Brazil's challenge to the AI-native ERP thesis
/Gonzalo Parejo is the founder and CEO of Kamino, a financial operating platform for mid-market companies in Brazil.
AI-native ERP startups are raising capital on the idea that AI can replace the spreadsheet as finance's default operating system. That may be true in the U.S., where spreadsheets are at the center of many finance workflows. But in Brazil and many other emerging markets, finance teams rely on ERP systems for a different reason: complying with complex tax and regulatory requirements. That changes both the role the software plays and the problems customers are willing to pay to solve.
Investors applying this thesis to Brazil are making a foundational error. The ERP was never the CFO’s operating system, it was designed to be a compliance bureau. That distinction changes everything about where AI gets applied and what category of platform actually wins. The answer is not a smarter ERP. It is a new category: the “CFO’s Operating System”.
Why the ERP was never the CFO’s Operating System
In Brazil, the ERP’s primary job is to calculate and transmit tax obligations across a fragmented federal, state, and municipal system, a tax regime estimated at up to ten times more complex than its American equivalent. The ERP does this with precision.
But the picture it produces is designed for auditors and tax authorities, not for the CFO making cash decisions. A mid-market company commonly operates with multiple tax registrations across states and five to fifteen active bank accounts. The ERP books revenue on day one under accrual accounting, but actual cash may not settle for 30, 60, or 90 days. The ERP manages the “tax past.” The CFO needs to manage the “cash future.”
The telling detail: the primary tool these finance teams use to manage cash flow is not a purpose-built platform. It is Excel. As Andreessen Horowitz documented, finance teams stick with Excel because nothing integrates. The ERP handles compliance, the banks handle execution, and the managerial layer lives in spreadsheets.
The winning platform in these markets will not be an AI-native ERP. What’s missing isn’t a better layer on top of the ERP. What's missing is a single system that owns accounts payable, accounts receivable, reconciliation, and cash flow, where the ERP is one data source among several. This is the “CFO’s Operating System,” and it’s a category that simply doesn’t need to exist in the United States, where the ERP already does this job. But in any market where the ERP functions primarily as a compliance tool, much of Latin America, Southeast Asia, parts of Africa, no single system provides it. The CFO stitches together the operational truth by hand.
AI makes this gap wider, not narrower
Here is what many investors miss: An AI agent trained on ERP data in Brazil sees R$5 million (roughly $1 million) in booked revenue and recommends a hiring plan. What it cannot see is that most of that revenue sits in installment receivables, subject to tax withholdings that could reduce net cash by 15 to 20%. The cash won't arrive for 30, 60, or 90 days, but the AI has already made its recommendation. The result: a company that looks profitable on paper while walking into a liquidity crisis.

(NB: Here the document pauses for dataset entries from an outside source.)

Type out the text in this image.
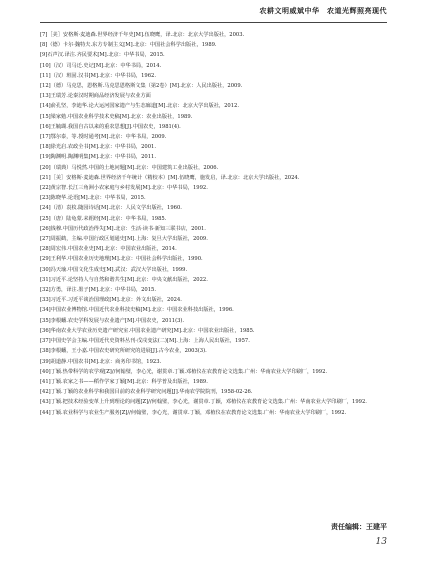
农耕文明威斌中华　农道光辉照亮现代
[7]［美］安格斯·麦迪森.世界经济千年史[M].伍晓鹰，译.北京：北京大学出版社，2003.
[8]（德）卡尔·魏特夫.东方专制主义[M].北京：中国社会科学出版社，1989.
[9]石声汉.译注.齐民要术[M].北京：中华书局，2015.
[10]（汉）司马迁.史记[M].北京：中华书局，2014.
[11]（汉）班固.汉书[M].北京：中华书局，1962.
[12]（德）马克思，恩格斯.马克思恩格斯文集（第2卷）[M].北京：人民出版社，2009.
[13]王瑞芳.论秦汉时期商品经济发展与农业方面
[14]俞孔坚，李迪华.论大运河国家遗产与生态廊道[M].北京：北京大学出版社，2012.
[15]梁家勉.中国农业科学技术史稿[M].北京：农业出版社，1989.
[16]王毓瑚.我国自古以来的重农思想[J].中国农史，1981(4).
[17]鄂尔泰，等.授时通考[M].北京：中华书局，2009.
[18]徐光启.农政全书[M].北京：中华书局，2001.
[19]陶渊明.陶渊明集[M].北京：中华书局，2011.
[20]（瑞典）马悦然.中国的土地问题[M].北京：中国建筑工业出版社，2006.
[21]［美］安格斯·麦迪森.世界经济千年统计（精校本）[M].伍晓鹰，施发启，译.北京：北京大学出版社，2024.
[22]黄宗智.长江三角洲小农家庭与乡村发展[M].北京：中华书局，1992.
[23]陈晓华.论语[M].北京：中华书局，2015.
[24]（清）袁枚.随园诗话[M].北京：人民文学出版社，1960.
[25]（唐）陆龟蒙.耒耜经[M].北京：中华书局，1985.
[26]钱穆.中国历代政治得失[M].北京：生活·读书·新知三联书店，2001.
[27]周振鹤，主编.中国行政区划通史[M].上海：复旦大学出版社，2009.
[28]周宏伟.中国农业史[M].北京：中国农业出版社，2014.
[29]王利华.中国农业历史地理[M].北京：中国社会科学出版社，1990.
[30]冯天瑜.中国文化生成史[M].武汉：武汉大学出版社，1999.
[31]习近平.论坚持人与自然和谐共生[M].北京：中央文献出版社，2022.
[32]方勇，译注.墨子[M].北京：中华书局，2015.
[33]习近平.习近平谈治国理政[M].北京：外文出版社，2024.
[34]中国农业博物馆.中国近代农业科技史稿[M].北京：中国农业科技出版社，1996.
[35]李根蟠.农史学科发展与农业遗产[M].中国农史，2011(3).
[36]华南农业大学农业历史遗产研究室.中国农业遗产研究[M].北京：中国农业出版社，1985.
[37]中国史学会主编.中国近代史资料丛刊·戊戌变法(二)[M].上海：上海人民出版社，1957.
[38]李根蟠，王小嘉.中国农史研究所研究的进展[J].古今农业，2003(3).
[39]胡道静.中国农书[M].北京：商务印书馆，1923.
[40]丁颖.热带科学的农学观[Z]//何翰璧，李心光，谢贯章.丁颖.邓植仪在农教育论文选集.广州：华南农业大学印刷厂，1992.
[41]丁颖.农家之书——稻作学家丁颖[M].北京：科学普及出版社，1989.
[42]丁颖.丁颖的农业科学和我国目前的农业科学研究问题[J].华南农学院院刊，1958-02-26.
[43]丁颖.把技术经验变革上升到理论的问题[Z]//何翰璧，李心光，谢贯章.丁颖，邓植仪在农教育论文选集.广州：华南农业大学印刷厂，1992.
[44]丁颖.农业科学与农业生产服务[Z]//何翰璧，李心光，谢贯章.丁颖，邓植仪在农教育论文选集.广州：华南农业大学印刷厂，1992.
责任编辑：王建平
13
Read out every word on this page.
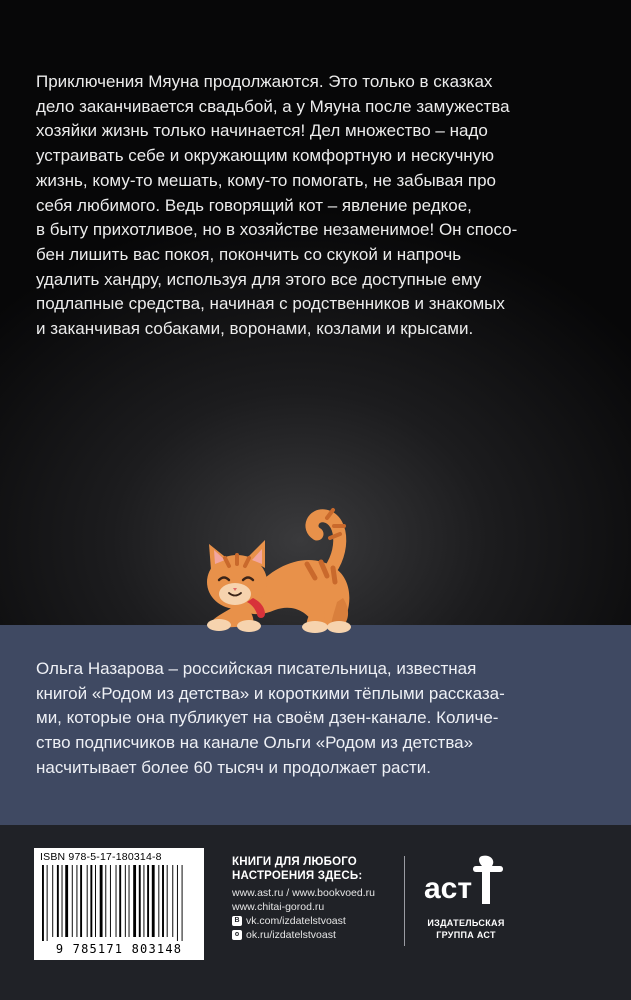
Приключения Мяуна продолжаются. Это только в сказках
дело заканчивается свадьбой, а у Мяуна после замужества
хозяйки жизнь только начинается! Дел множество – надо
устраивать себе и окружающим комфортную и нескучную
жизнь, кому-то мешать, кому-то помогать, не забывая про
себя любимого. Ведь говорящий кот – явление редкое,
в быту прихотливое, но в хозяйстве незаменимое! Он спосо-
бен лишить вас покоя, покончить со скукой и напрочь
удалить хандру, используя для этого все доступные ему
подлапные средства, начиная с родственников и знакомых
и заканчивая собаками, воронами, козлами и крысами.

Ольга Назарова – российская писательница, известная
книгой «Родом из детства» и короткими тёплыми рассказа-
ми, которые она публикует на своём дзен-канале. Количе-
ство подписчиков на канале Ольги «Родом из детства»
насчитывает более 60 тысяч и продолжает расти.

ISBN 978-5-17-180314-8
9 785171 803148

КНИГИ ДЛЯ ЛЮБОГО

НАСТРОЕНИЯ ЗДЕСЬ:

www.ast.ru / www.bookvoed.ru

www.chitai-gorod.ru

В vk.com/izdatelstvoast

о ok.ru/izdatelstvoast

аст
ИЗДАТЕЛЬСКАЯ
ГРУППА АСТ
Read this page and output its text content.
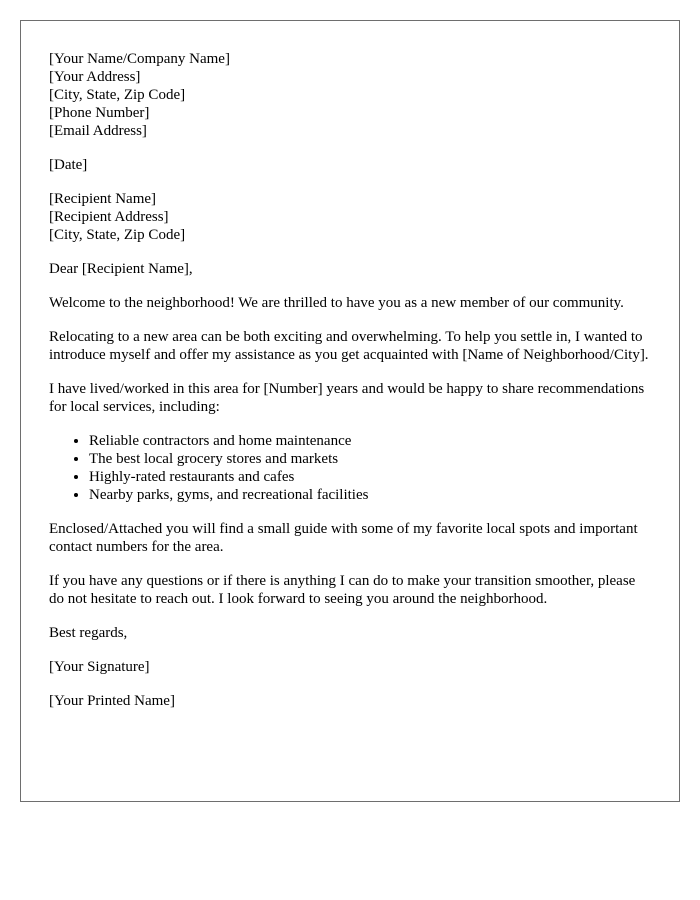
[Your Name/Company Name]
[Your Address]
[City, State, Zip Code]
[Phone Number]
[Email Address]
[Date]
[Recipient Name]
[Recipient Address]
[City, State, Zip Code]

Dear [Recipient Name],

Welcome to the neighborhood! We are thrilled to have you as a new member of our community.

Relocating to a new area can be both exciting and overwhelming. To help you settle in, I wanted to introduce myself and offer my assistance as you get acquainted with [Name of Neighborhood/City].

I have lived/worked in this area for [Number] years and would be happy to share recommendations for local services, including:

• Reliable contractors and home maintenance
• The best local grocery stores and markets
• Highly-rated restaurants and cafes
• Nearby parks, gyms, and recreational facilities

Enclosed/Attached you will find a small guide with some of my favorite local spots and important contact numbers for the area.

If you have any questions or if there is anything I can do to make your transition smoother, please do not hesitate to reach out. I look forward to seeing you around the neighborhood.

Best regards,

[Your Signature]

[Your Printed Name]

This is where AI flips from risk to advantage. Once the execution layer captures real-time, cash-basis data, AI can deliver on its promise: forecasting liquidity, flagging anomalies before they become crises, giving a three-person finance team the analytical power of a twenty-person department. The platform that captures the data owns the AI opportunity.
The opportunity
AI will reshape financial software; the global venture ecosystem is not wrong here. But the assumption that this will center on the ERP is a developed-market bias. In Brazil, the ERP is a tax machine, not a financial brain. The category-defining opportunity is the CFO’s Operating System: the financial operating layer that combines all relevant data sources into a single source of managerial truth. Whoever builds it owns the data, owns the AI advantage, and owns the moat. The complexity that makes these markets harder to serve is also what creates the opportunity. The winners will not be the companies rebuilding the ERP. They will be the ones that become the system CFOs actually run their businesses on.